I remember reading that they found main reason for the relatively short stature of the Pygmy peoples was inadequate nutrition, not genetics.

DonM435
2016-Feb-02, 03:26 PM
Criswell, the wacky futurist (e.g., Plan Nine From Outer Space) used to predict that the first man in space would be a pregnant woman -- because they could withstand stress far better than any man.

No doubt this was for comedic purposes, but it follows our line of thinking here.

Jens
2016-Feb-03, 01:24 AM
I remember reading that they found main reason for the relatively short stature of the Pygmy peoples was inadequate nutrition, not genetics.

I don't think so. This article (http://news.nationalgeographic.com/news/2014/08/140818-pygmy-phenotype-africa-short-dna-genetics-science/) is from 2014, so pretty recent. But I do think there is valid speculation that the short stature evolved as a response to the requirement for low-calorie living.

Noclevername
2016-Feb-05, 08:50 PM
Larry Niven's Footfall had a Russian cosmonaut character like that. I have vague memories of a similar character in another book.

Flight Of The Dragonfly aka Rocheworld by Robert Forward. The ship's hydroponic ecology expert was born legless on the first space colony, and spends most of his time in microgravity by choice. (Given that so do all the other characters once the ship launches, the story's alternate-history universe must have found better medical treatments for the effects of extended freefall than we currently have.)

Solfe
2016-Feb-05, 11:04 PM
I don't know if "building to scale" is the right concept. Little people tend to have normal sized body parts mixed with shorter than average body parts. A small person's head, hands and feet might be normal sized. As I understand it, it is a big pain in the butt for a host of reasons. Clothes shopping must be horrible.
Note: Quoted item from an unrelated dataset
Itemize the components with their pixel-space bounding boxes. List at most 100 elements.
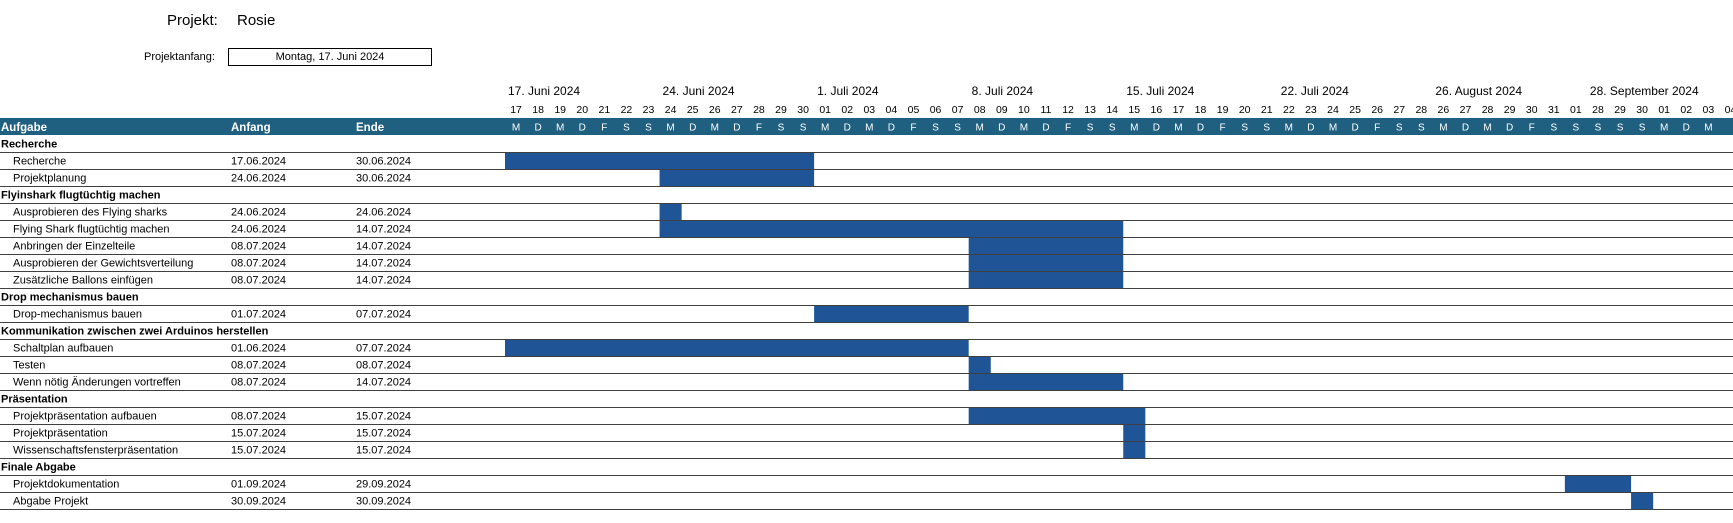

I am pretty small, so a little person might have the same physical dimensions as my torso, but the legs and hips could be markedly different.

One guy I know drives a school bus. I would never drive something so large because I have this hang up that I am small. Clearly, it is just training, experience and confidence because he is a lot smaller than me. Whatever is going on in my head doesn't even phase him, because he knows what he is doing and I don't. That and I'd go crazy with a bus full of children.

DonM435
2016-Feb-05, 11:17 PM
I seem to recall an early Isaac Asimov story -- I think it's The Callistan Menace -- wherein some kid who's stowed away on a space mission is the only one small enough to fit into an old space suit (which once belonged to a diminutive astronaut) to save the day.

swampyankee
2016-Feb-06, 01:46 AM
There is also a (completely stupid) social bias that "taller is better." For people in a given field, salary offers on college graduation correlate better with height than with grades.

publiusr
2016-Feb-07, 09:04 PM
I recall reading some sf writer suggesting that amputees could be useful in certain space applications. E.g., having no legs wouldn't be such an inconvenience in a Zero-g environment, and the astronaut would take up less space.

Less health problems than a lot of little people have--and easier to keep the core warm.